The potential of Artificial Intelligence (AI) to tackle challenging problems that afflict society is
enormous, particularly in the areas of healthcare, conservation and public safety and security.
Many problems in these domains involve harnessing social networks of under-served communities to enable positive change, e.g., using social networks of homeless youth to raise awareness
about Human Immunodeficiency Virus (HIV) and other STDs. Unfortunately, most of these realworld problems are characterized by uncertainties about social network structure and influence
models, and previous research in AI fails to sufficiently address these uncertainties, as they make
several unrealistic simplifying assumptions for these domains.
This thesis addresses these shortcomings by advancing the state-of-the-art to a new generation of algorithms for interventions in social networks. In particular, this thesis describes the
design and development of new influence maximization algorithms which can handle various uncertainties that commonly exist in real-world social networks (e.g., uncertainty in social network
structure, evolving network state, and availability of nodes to get influenced). These algorithms
utilize techniques from sequential planning problems and social network theory to develop new
kinds of AI algorithms. Further, this thesis also demonstrates the real-world impact of these algorithms by describing their deployment in three pilot studies to spread awareness about HIV
among actual homeless youth in Los Angeles.
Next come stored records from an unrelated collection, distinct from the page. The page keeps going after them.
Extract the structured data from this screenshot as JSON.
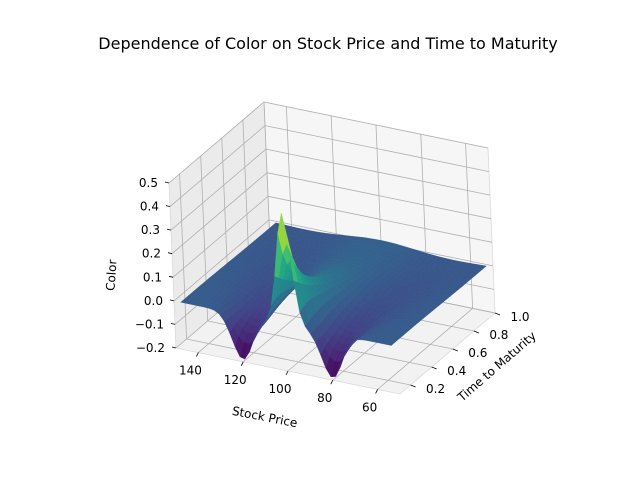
{
  "chart_data": {
    "type": "surface",
    "title": "Dependence of Color on Stock Price and Time to Maturity",
    "xlabel": "Stock Price",
    "ylabel": "Time to Maturity",
    "zlabel": "Color",
    "xticks": [
      "140",
      "120",
      "100",
      "80",
      "60"
    ],
    "xtick_values": [
      140,
      120,
      100,
      80,
      60
    ],
    "yticks": [
      "0.2",
      "0.4",
      "0.6",
      "0.8",
      "1.0"
    ],
    "ytick_values": [
      0.2,
      0.4,
      0.6,
      0.8,
      1.0
    ],
    "zticks": [
      "0.5",
      "0.4",
      "0.3",
      "0.2",
      "0.1",
      "0.0",
      "−0.1",
      "−0.2"
    ],
    "ztick_values": [
      0.5,
      0.4,
      0.3,
      0.2,
      0.1,
      0.0,
      -0.1,
      -0.2
    ],
    "xlim": [
      50,
      150
    ],
    "ylim": [
      0.1,
      1.0
    ],
    "zlim": [
      -0.2,
      0.5
    ],
    "colormap": "viridis",
    "grid": true,
    "surface_peaks": [
      {
        "stock_price": 100,
        "time_to_maturity": 0.1,
        "color": 0.47
      },
      {
        "stock_price": 120,
        "time_to_maturity": 0.1,
        "color": -0.19
      },
      {
        "stock_price": 80,
        "time_to_maturity": 0.1,
        "color": -0.19
      }
    ],
    "surface_baseline": 0.0
  }
}
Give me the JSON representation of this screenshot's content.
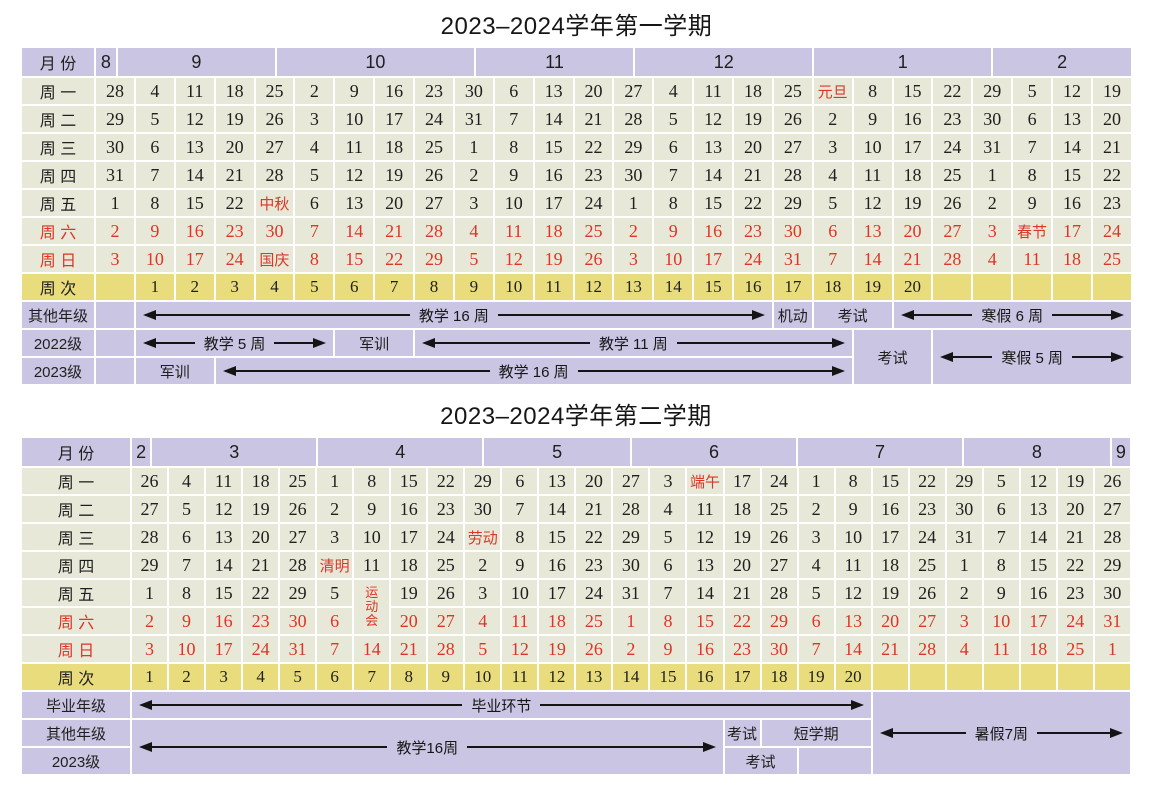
{
  "semesters": [
    {
      "id": "semester-1",
      "title": "2023–2024学年第一学期",
      "corner_label": "月 份",
      "label_col_width": 72,
      "data_cols": 26,
      "months": [
        {
          "label": "8",
          "units": 0.5
        },
        {
          "label": "9",
          "units": 4
        },
        {
          "label": "10",
          "units": 5
        },
        {
          "label": "11",
          "units": 4
        },
        {
          "label": "12",
          "units": 4.5
        },
        {
          "label": "1",
          "units": 4.5
        },
        {
          "label": "2",
          "units": 3.5
        }
      ],
      "day_rows": [
        {
          "label": "周 一",
          "red": false,
          "cells": [
            "28",
            "4",
            "11",
            "18",
            "25",
            "2",
            "9",
            "16",
            "23",
            "30",
            "6",
            "13",
            "20",
            "27",
            "4",
            "11",
            "18",
            "25",
            {
              "t": "元旦",
              "red": true
            },
            "8",
            "15",
            "22",
            "29",
            "5",
            "12",
            "19"
          ]
        },
        {
          "label": "周 二",
          "red": false,
          "cells": [
            "29",
            "5",
            "12",
            "19",
            "26",
            "3",
            "10",
            "17",
            "24",
            "31",
            "7",
            "14",
            "21",
            "28",
            "5",
            "12",
            "19",
            "26",
            "2",
            "9",
            "16",
            "23",
            "30",
            "6",
            "13",
            "20"
          ]
        },
        {
          "label": "周 三",
          "red": false,
          "cells": [
            "30",
            "6",
            "13",
            "20",
            "27",
            "4",
            "11",
            "18",
            "25",
            "1",
            "8",
            "15",
            "22",
            "29",
            "6",
            "13",
            "20",
            "27",
            "3",
            "10",
            "17",
            "24",
            "31",
            "7",
            "14",
            "21"
          ]
        },
        {
          "label": "周 四",
          "red": false,
          "cells": [
            "31",
            "7",
            "14",
            "21",
            "28",
            "5",
            "12",
            "19",
            "26",
            "2",
            "9",
            "16",
            "23",
            "30",
            "7",
            "14",
            "21",
            "28",
            "4",
            "11",
            "18",
            "25",
            "1",
            "8",
            "15",
            "22"
          ]
        },
        {
          "label": "周 五",
          "red": false,
          "cells": [
            "1",
            "8",
            "15",
            "22",
            {
              "t": "中秋",
              "red": true
            },
            "6",
            "13",
            "20",
            "27",
            "3",
            "10",
            "17",
            "24",
            "1",
            "8",
            "15",
            "22",
            "29",
            "5",
            "12",
            "19",
            "26",
            "2",
            "9",
            "16",
            "23"
          ]
        },
        {
          "label": "周 六",
          "red": true,
          "cells": [
            "2",
            "9",
            "16",
            "23",
            "30",
            "7",
            "14",
            "21",
            "28",
            "4",
            "11",
            "18",
            "25",
            "2",
            "9",
            "16",
            "23",
            "30",
            "6",
            "13",
            "20",
            "27",
            "3",
            {
              "t": "春节",
              "red": true
            },
            "17",
            "24"
          ]
        },
        {
          "label": "周 日",
          "red": true,
          "cells": [
            "3",
            "10",
            "17",
            "24",
            {
              "t": "国庆",
              "red": true
            },
            "8",
            "15",
            "22",
            "29",
            "5",
            "12",
            "19",
            "26",
            "3",
            "10",
            "17",
            "24",
            "31",
            "7",
            "14",
            "21",
            "28",
            "4",
            "11",
            "18",
            "25"
          ]
        }
      ],
      "week_row": {
        "label": "周 次",
        "cells": [
          "",
          "1",
          "2",
          "3",
          "4",
          "5",
          "6",
          "7",
          "8",
          "9",
          "10",
          "11",
          "12",
          "13",
          "14",
          "15",
          "16",
          "17",
          "18",
          "19",
          "20",
          "",
          "",
          "",
          "",
          ""
        ]
      },
      "schedule_rows": [
        {
          "label": "其他年级",
          "cells": [
            {
              "type": "empty",
              "span": 1
            },
            {
              "type": "arrow",
              "text": "教学 16 周",
              "span": 16
            },
            {
              "type": "text",
              "text": "机动",
              "span": 1
            },
            {
              "type": "text",
              "text": "考试",
              "span": 2
            },
            {
              "type": "arrow",
              "text": "寒假 6 周",
              "span": 6
            }
          ]
        },
        {
          "label": "2022级",
          "cells": [
            {
              "type": "empty",
              "span": 1
            },
            {
              "type": "arrow",
              "text": "教学 5 周",
              "span": 5
            },
            {
              "type": "text",
              "text": "军训",
              "span": 2
            },
            {
              "type": "arrow",
              "text": "教学 11 周",
              "span": 11
            },
            {
              "type": "text",
              "text": "考试",
              "span": 2,
              "rowspan": 2
            },
            {
              "type": "arrow",
              "text": "寒假 5 周",
              "span": 5,
              "rowspan": 2
            }
          ]
        },
        {
          "label": "2023级",
          "cells": [
            {
              "type": "empty",
              "span": 1
            },
            {
              "type": "text",
              "text": "军训",
              "span": 2
            },
            {
              "type": "arrow",
              "text": "教学 16 周",
              "span": 16
            }
          ]
        }
      ]
    },
    {
      "id": "semester-2",
      "title": "2023–2024学年第二学期",
      "corner_label": "月 份",
      "label_col_width": 108,
      "data_cols": 27,
      "months": [
        {
          "label": "2",
          "units": 0.5
        },
        {
          "label": "3",
          "units": 4.5
        },
        {
          "label": "4",
          "units": 4.5
        },
        {
          "label": "5",
          "units": 4
        },
        {
          "label": "6",
          "units": 4.5
        },
        {
          "label": "7",
          "units": 4.5
        },
        {
          "label": "8",
          "units": 4
        },
        {
          "label": "9",
          "units": 0.5
        }
      ],
      "day_rows": [
        {
          "label": "周 一",
          "red": false,
          "cells": [
            "26",
            "4",
            "11",
            "18",
            "25",
            "1",
            "8",
            "15",
            "22",
            "29",
            "6",
            "13",
            "20",
            "27",
            "3",
            {
              "t": "端午",
              "red": true
            },
            "17",
            "24",
            "1",
            "8",
            "15",
            "22",
            "29",
            "5",
            "12",
            "19",
            "26"
          ]
        },
        {
          "label": "周 二",
          "red": false,
          "cells": [
            "27",
            "5",
            "12",
            "19",
            "26",
            "2",
            "9",
            "16",
            "23",
            "30",
            "7",
            "14",
            "21",
            "28",
            "4",
            "11",
            "18",
            "25",
            "2",
            "9",
            "16",
            "23",
            "30",
            "6",
            "13",
            "20",
            "27"
          ]
        },
        {
          "label": "周 三",
          "red": false,
          "cells": [
            "28",
            "6",
            "13",
            "20",
            "27",
            "3",
            "10",
            "17",
            "24",
            {
              "t": "劳动",
              "red": true
            },
            "8",
            "15",
            "22",
            "29",
            "5",
            "12",
            "19",
            "26",
            "3",
            "10",
            "17",
            "24",
            "31",
            "7",
            "14",
            "21",
            "28"
          ]
        },
        {
          "label": "周 四",
          "red": false,
          "cells": [
            "29",
            "7",
            "14",
            "21",
            "28",
            {
              "t": "清明",
              "red": true
            },
            "11",
            "18",
            "25",
            "2",
            "9",
            "16",
            "23",
            "30",
            "6",
            "13",
            "20",
            "27",
            "4",
            "11",
            "18",
            "25",
            "1",
            "8",
            "15",
            "22",
            "29"
          ]
        },
        {
          "label": "周 五",
          "red": false,
          "cells": [
            "1",
            "8",
            "15",
            "22",
            "29",
            "5",
            {
              "t": "运动会",
              "red": true,
              "rowspan": 2,
              "vertical": true
            },
            "19",
            "26",
            "3",
            "10",
            "17",
            "24",
            "31",
            "7",
            "14",
            "21",
            "28",
            "5",
            "12",
            "19",
            "26",
            "2",
            "9",
            "16",
            "23",
            "30"
          ]
        },
        {
          "label": "周 六",
          "red": true,
          "cells": [
            "2",
            "9",
            "16",
            "23",
            "30",
            "6",
            {
              "skip": true
            },
            "20",
            "27",
            "4",
            "11",
            "18",
            "25",
            "1",
            "8",
            "15",
            "22",
            "29",
            "6",
            "13",
            "20",
            "27",
            "3",
            "10",
            "17",
            "24",
            "31"
          ]
        },
        {
          "label": "周 日",
          "red": true,
          "cells": [
            "3",
            "10",
            "17",
            "24",
            "31",
            "7",
            "14",
            "21",
            "28",
            "5",
            "12",
            "19",
            "26",
            "2",
            "9",
            "16",
            "23",
            "30",
            "7",
            "14",
            "21",
            "28",
            "4",
            "11",
            "18",
            "25",
            "1"
          ]
        }
      ],
      "week_row": {
        "label": "周 次",
        "cells": [
          "1",
          "2",
          "3",
          "4",
          "5",
          "6",
          "7",
          "8",
          "9",
          "10",
          "11",
          "12",
          "13",
          "14",
          "15",
          "16",
          "17",
          "18",
          "19",
          "20",
          "",
          "",
          "",
          "",
          "",
          "",
          ""
        ]
      },
      "schedule_rows": [
        {
          "label": "毕业年级",
          "cells": [
            {
              "type": "arrow",
              "text": "毕业环节",
              "span": 20
            },
            {
              "type": "arrow",
              "text": "暑假7周",
              "span": 7,
              "rowspan": 3
            }
          ]
        },
        {
          "label": "其他年级",
          "cells": [
            {
              "type": "arrow",
              "text": "教学16周",
              "span": 16,
              "rowspan": 2
            },
            {
              "type": "text",
              "text": "考试",
              "span": 1
            },
            {
              "type": "text",
              "text": "短学期",
              "span": 3
            }
          ]
        },
        {
          "label": "2023级",
          "cells": [
            {
              "type": "text",
              "text": "考试",
              "span": 2
            },
            {
              "type": "empty",
              "span": 2
            }
          ]
        }
      ]
    }
  ],
  "colors": {
    "header_purple": "#c9c5e2",
    "day_bg": "#e7e8d7",
    "week_yellow": "#e9dc7c",
    "holiday_red": "#dd3527",
    "text": "#1f1f1f"
  }
}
This represents one of the first-ever deployments
of computer science based influence maximization algorithms in this domain. Our results show
that our AI algorithms improved upon the state-of-the-art by ∼ 160% in the real-world. We discuss research and implementation challenges faced in deploying these algorithms, and lessons
that can be gleaned for future deployment of such algorithms. The positive results from these
deployments illustrate the enormous potential of AI in addressing societally relevant problems.